“Da classe política ativa infelizmente não encontrei ainda sinais de interesse em discutir estes problemas estruturais no modo como preparamos as propostas de Orçamento do Estado e o modo como são negociadas e votadas na Assembleia da República”, disse o coordenador da Unidade Técnica de Apoio Orçamental (UTAO), sobre o relatório apresentado no parlamento, em março, sobre a reforma do processo legislativo do orçamento.
Ainda assim, considera que “nesta legislatura, que é uma legislatura de ouro por ter uma maioria absoluta e que nasceu de uma dissolução abrupta da legislatura anterior causada por alguns dos problemas identificados no nosso relatório, nomeadamente cavaleiros orçamentais, tenho ainda a esperança de que há uma oportunidade de ouro para mudar este modo como realizamos de forma hipócrita os Orçamentos do Estado”.
Para Rui Nuno Baleiras, existem três razões que dificultam o debate sobre a reforma do processo legislativo orçamental.
A primeira, aponta, é que tal implicaria “reformar uma parte do parlamento português” e as instituições “dificilmente se reformam por dentro”.
Em segundo lugar, a forma como os deputados são avaliados.
“Há um pouco o hábito do desempenho dos deputados na Assembleia da República ser avaliado em termos de prestações quantitativas e onde a qualidade está ausente”, considera, exemplificando que se dá primazia ao número de intervenções em plenário, ao número de petições ou ao número de propostas de alteração à proposta de Orçamento do Estado.
“Poder uma bancada apresentar 200 ou 300 propostas de alteração todos os anos dá muitos pontos para avaliação interna”, assinala.
Em terceiro lugar, identifica, “alguns partidos que utilizam o palco mediático que agora vai começar, sobretudo depois de se iniciar o debate na especialidade, em querer capitalizar esse palco mediático para ações públicas nos meses seguintes”.

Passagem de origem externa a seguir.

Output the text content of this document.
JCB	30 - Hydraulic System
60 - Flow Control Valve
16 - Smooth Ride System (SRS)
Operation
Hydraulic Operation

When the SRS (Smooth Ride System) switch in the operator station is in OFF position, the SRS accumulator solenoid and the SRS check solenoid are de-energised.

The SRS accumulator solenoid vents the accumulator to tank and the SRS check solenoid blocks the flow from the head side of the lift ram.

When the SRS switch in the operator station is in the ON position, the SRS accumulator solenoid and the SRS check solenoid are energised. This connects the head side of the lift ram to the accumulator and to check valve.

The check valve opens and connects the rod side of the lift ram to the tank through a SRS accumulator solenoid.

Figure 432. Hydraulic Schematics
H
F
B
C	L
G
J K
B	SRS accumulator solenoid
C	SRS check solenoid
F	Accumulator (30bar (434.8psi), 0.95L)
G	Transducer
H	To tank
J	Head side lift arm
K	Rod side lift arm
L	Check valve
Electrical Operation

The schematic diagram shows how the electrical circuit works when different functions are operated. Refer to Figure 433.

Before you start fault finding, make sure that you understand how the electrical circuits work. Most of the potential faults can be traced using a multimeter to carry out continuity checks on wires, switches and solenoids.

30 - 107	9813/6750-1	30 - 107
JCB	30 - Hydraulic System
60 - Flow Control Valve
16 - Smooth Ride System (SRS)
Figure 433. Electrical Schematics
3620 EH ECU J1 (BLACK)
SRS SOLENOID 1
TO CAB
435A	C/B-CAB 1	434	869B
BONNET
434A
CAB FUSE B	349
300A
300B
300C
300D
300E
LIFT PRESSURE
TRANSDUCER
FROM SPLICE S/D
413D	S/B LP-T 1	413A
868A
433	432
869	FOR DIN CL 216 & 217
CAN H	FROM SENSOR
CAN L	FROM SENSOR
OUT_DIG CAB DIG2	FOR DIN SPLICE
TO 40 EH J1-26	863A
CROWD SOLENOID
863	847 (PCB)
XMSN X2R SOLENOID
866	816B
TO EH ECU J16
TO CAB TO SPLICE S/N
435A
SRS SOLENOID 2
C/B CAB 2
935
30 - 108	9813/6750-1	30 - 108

O processo tem consequências penalizadoras, avalia, apontando que o Orçamento aprovado na votação final global pela Assembleia da República “sem que as 100/200/300 alterações que o parlamento introduziu estejam refletidas no Orçamento”.
“A verdade é que aprovamos uma lei do Orçamento todos os anos em que as peças não casam umas com as outras. As medidas de política que lá estão embutidas e que foram acrescentadas na última semana de votações foram-no sem que se alterassem os mapas contabilísticos”, afirma, salientando que “se essas medidas levam a um acréscimo de despesa ou diminuição de receita não temos a certeza — ninguém tem, nem o Ministério das Finanças -, de que haverá cobertura no Orçamento aprovado para as executa”.
Um défice acima do esperado só não ocorre, diz, porque os governos introduzem “medidas de racionamento na tesouraria da administração central durante a execução orçamental”, que “fazem com que muitas medidas que as oposições conseguiram fazer aprovar nem sequer são executadas”.
“O próprio funcionamento dos serviços públicos fica muito prejudicado, por causa de certas normas que são introduzidas na Lei do Orçamento e depois densificadas meses depois no decreto-lei de execução orçamental e que fazem com que os gestores das direções-gerais e empresas públicas não tenham a autonomia para executar o Orçamento”, remata.